Beyond meme stocks: buy this explosive retailer instead


One of the strongest stock market trends in 2021 has been none other than the rise in actions even. Communities have started forming on social media sites like Reddit to rally to individual actions in the hope of quick payoff. This craze is the reason why companies love AMC Entertainment and GameStop saw their stocks soar to 1,250% and 700% respectively in 2021, although most would agree these are poor fundamentals.

I think investors would do well not to get involved. Instead, a strategy that focuses on holding high quality stocks for the long term is one that I fully support. Five below (NASDAQ: FIVE), for example, is an excellent retailer find remarkable success in the discount space. And based on some outstanding traits, I personally own the stocks in my portfolio.

Here’s why you should seriously consider this explosive retailer.

Image source: Getty Images.

Carve out a niche in the retail space

While the demise of brick and mortar retail is certainly a reality, Five Below has seen brilliant success with a targeted restoration strategy specifically aimed at discount shoppers. From fiscal 2014 to fiscal 2019 (to exclude temporary store closures related to the pandemic in 2020), revenue grew at an annual rate of 22%, while profits grew 29% annually. In addition to these fantastic gains, there are three overwhelmingly positive characteristics that make Five Below a stock to add to your portfolio.

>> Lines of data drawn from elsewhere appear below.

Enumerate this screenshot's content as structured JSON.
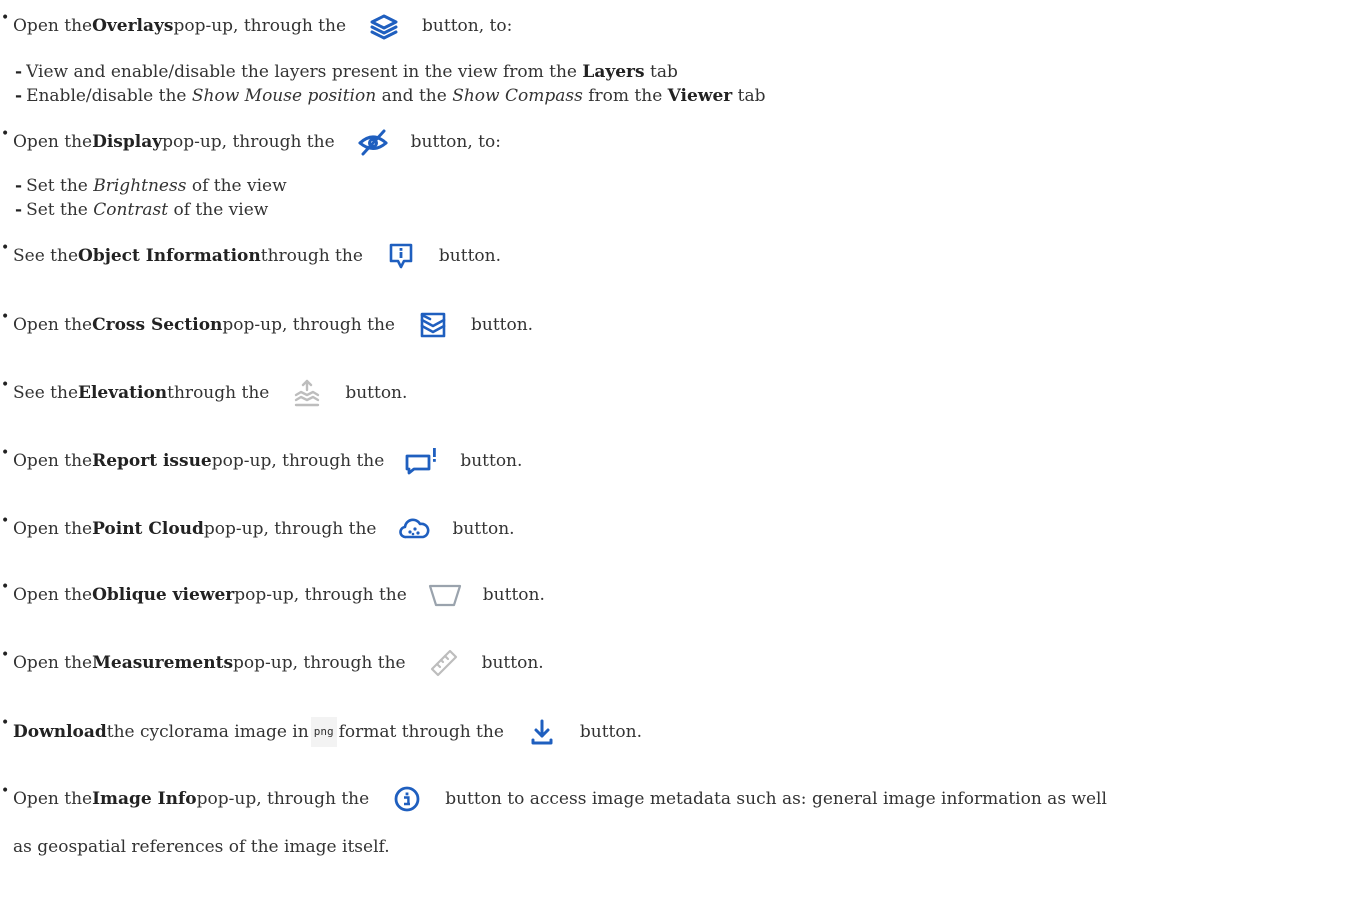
{
  "items": [
    {
      "pre": "Open the ",
      "bold": "Overlays",
      "mid": " pop-up, through the ",
      "icon": "layers-icon",
      "post": " button, to:",
      "subs": [
        {
          "dash": "-",
          "parts": [
            "View and enable/disable the layers present in the view from the ",
            "Layers",
            " tab"
          ]
        },
        {
          "dash": "-",
          "parts": [
            "Enable/disable the ",
            "Show Mouse position",
            " and the ",
            "Show Compass",
            " from the ",
            "Viewer",
            " tab"
          ]
        }
      ]
    },
    {
      "pre": "Open the ",
      "bold": "Display",
      "mid": " pop-up, through the ",
      "icon": "eye-off-icon",
      "post": " button, to:",
      "subs": [
        {
          "dash": "-",
          "parts": [
            "Set the ",
            "Brightness",
            " of the view"
          ]
        },
        {
          "dash": "-",
          "parts": [
            "Set the ",
            "Contrast",
            " of the view"
          ]
        }
      ]
    },
    {
      "pre": "See the ",
      "bold": "Object Information",
      "mid": " through the ",
      "icon": "info-pin-icon",
      "post": " button."
    },
    {
      "pre": "Open the ",
      "bold": "Cross Section",
      "mid": " pop-up, through the ",
      "icon": "cross-section-icon",
      "post": " button."
    },
    {
      "pre": "See the ",
      "bold": "Elevation",
      "mid": " through the ",
      "icon": "elevation-icon",
      "post": " button."
    },
    {
      "pre": "Open the ",
      "bold": "Report issue",
      "mid": " pop-up, through the ",
      "icon": "report-issue-icon",
      "post": " button."
    },
    {
      "pre": "Open the ",
      "bold": "Point Cloud",
      "mid": " pop-up, through the ",
      "icon": "point-cloud-icon",
      "post": " button."
    },
    {
      "pre": "Open the ",
      "bold": "Oblique viewer",
      "mid": " pop-up, through the ",
      "icon": "oblique-viewer-icon",
      "post": " button."
    },
    {
      "pre": "Open the ",
      "bold": "Measurements",
      "mid": " pop-up, through the ",
      "icon": "ruler-icon",
      "post": " button."
    },
    {
      "pre": "",
      "bold": "Download",
      "mid": " the cyclorama image in ",
      "code": "png",
      "mid2": " format through the ",
      "icon": "download-icon",
      "post": " button."
    },
    {
      "pre": "Open the ",
      "bold": "Image Info",
      "mid": " pop-up, through the ",
      "icon": "image-info-icon",
      "post": " button to access image metadata such as: general image information as well",
      "line2": "as geospatial references of the image itself."
    }
  ],
  "colors": {
    "icon_blue": "#1f5fbf",
    "icon_grey": "#bfbfbf",
    "text": "#333333"
  }
}
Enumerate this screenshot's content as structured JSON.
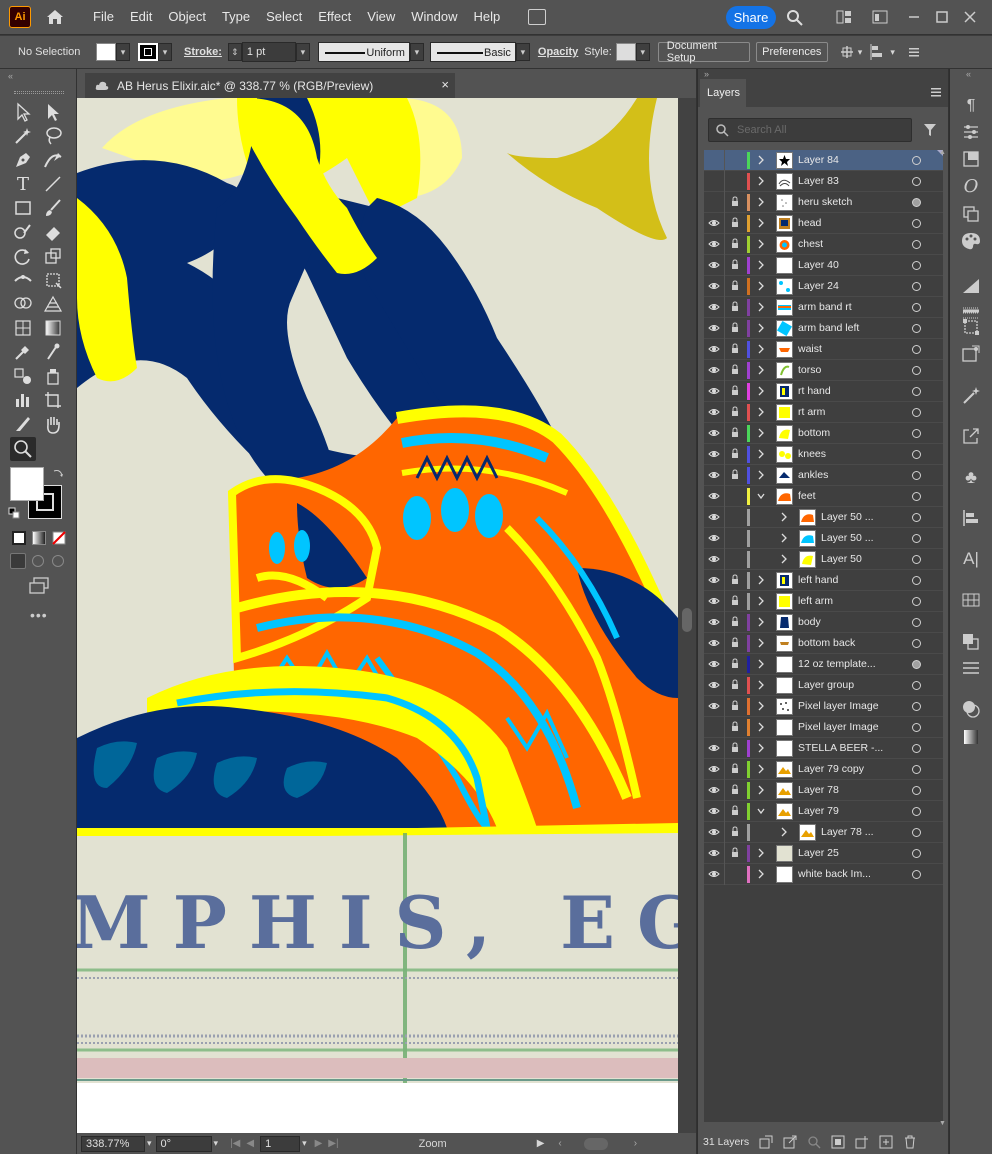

First, the customer value proposition is unmatched. Targeting tweens (ages 10-13), teens, and their parents with items primarily under $ 5, Five Below is known to provide an exciting and dynamic shopping experience. Merchandise that emphasizes trendy and seasonal products encourages repeat visits. The average customer shops at Five Below 10 times a year. As consumers focus more on value in the current inflationary environment, expect a record vacation term for the company.

Second, the key to Five Below’s expansion strategy quickly opens more stores. The business has grown from 192 locations at the end of fiscal 2011 to 1,173 in the last quarter. It’s incredible growth, and it makes perfect financial sense given the profitability of its stores. The average Five Below location generates over $ 2 million in annual sales and costs approximately $ 300,000 to build. The management team is targeting 2,500 national stores in the long term, which would more than double the current footprint.

Finally, what is probably most surprising is that Five Below has financed all of its growth without taking on any long-term debt. It’s rare to find a company with such an impeccable track record like this, let alone in the retail industry. Other leading retailers like Home deposit, O’Reilly Automotive, and Target all carry debts on their respective balance sheets. This makes the capital allocation strategy of Five Below’s management all the more impressive, especially considering how quickly the discount chain store has grown over the past decade.

You better ignore memes stocks

It is certainly tempting to jump on the memes share bandwagon and try to make a quick trading profit based on some news you found on social media. I am not denying the growing influence of retail investors in the stock market, but it is a very dangerous game to play. Trying to synchronize short-term price movements in the market is a losing proposition, which could not only hurt your portfolio, but also negatively affect your peace of mind.

I urge investors to focus entirely on building a diverse portfolio of large companies. Owning Five Below can help you achieve this.

This article represents the opinion of the author, who may disagree with the “official” recommendation position of a premium Motley Fool consulting service. We are motley! Challenging an investment thesis – even one of our own – helps us all to think critically about investing and make decisions that help us become smarter, happier, and richer.